Weight cutting is to MMA what concussions are to football. Everyone cuts weight. Missing weight is a humiliating experience, dishonorable and unprofessional. Yet the ability to cut big time weight, make weight the day-of, and then perform on fight night is a source of great pride for the many, many fighters who do so each and every week, in promotions small and large.

The concept is simple. Walk around at 160, but cut weight down to 145 pre-fight, then re-hydrate back up to 160 to gain weight, strength, and maybe some height on your opponent. It's to the point now that most fighters in the UFC compete at least 10-15 pounds below their normal weight. Very few elite fighters eschew the weight cut, Gunnar Nelson being one notable exception who doesn't cut weight and also speaks out against the tactic.

In fact several commissions have already tried to curtail fighters from putting their bodies through so much right before a fight—in Arkansas and in Massachusetts—and the Association of Ringside Physicians proposed an alternative to the traditional "sweat it out and then pour it back in again" procedure that takes such a huge toll on fighters.

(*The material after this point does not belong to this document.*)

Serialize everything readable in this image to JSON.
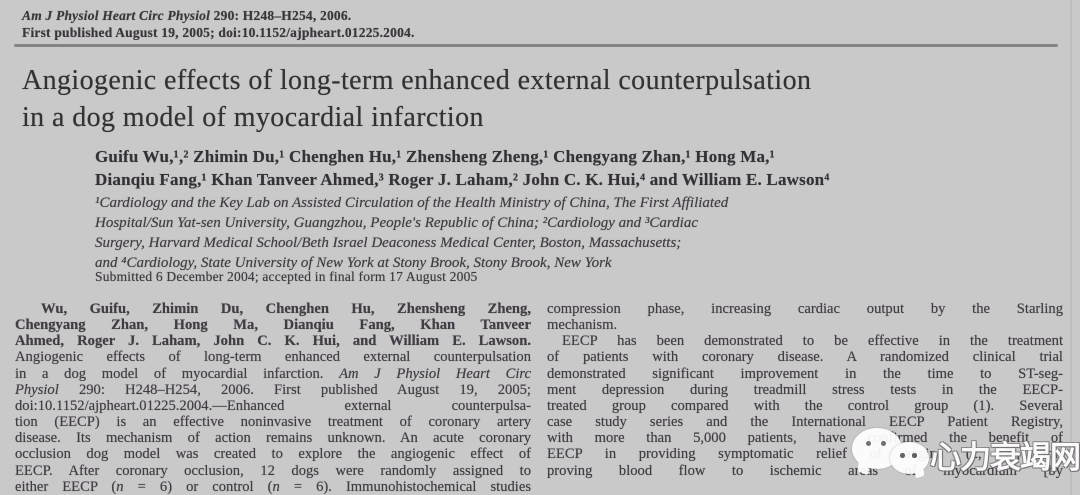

But it's the fighters themselves who drive the demand for a weight cut, not the promotions, physicians or the commissions. A fighter who walks around at 155 will want to drop down to 145 rather than face an opponent at 160, because the guys at 160 are dropping down from 180 or more. No one can stop until everyone stops. Not only that, but the tradition of making and cutting weight is part of the training process, just as much as pad work and weights and cardio. It's embedded into the way fighters prepare and a lot of fighters who can go through the process and come out the other side in good shape resent anyone coming in and telling them how to run their camps. Problems arise when standard weight cutting techniques (sweat and more sweat) are applied universally to very different people under different conditions. Now with the IV ban in the UFC, there is a high probability we will hear about fighters heading to the hospital with kidney issues, dehydration problems, and eventually another fighter with palpitations or a cardiac arrest.

Just like how the deadly impact of constant concussions are finally starting to shape the rules in football (kickoffs, for example), repeated and sadly higher profile weight cut-related tragedies should eventually change the way fighters deal with their bodies. It will either take MMA's own Bennet Omalu, or a series of tragedies like the death of a 21-year-old in a hospital far from home.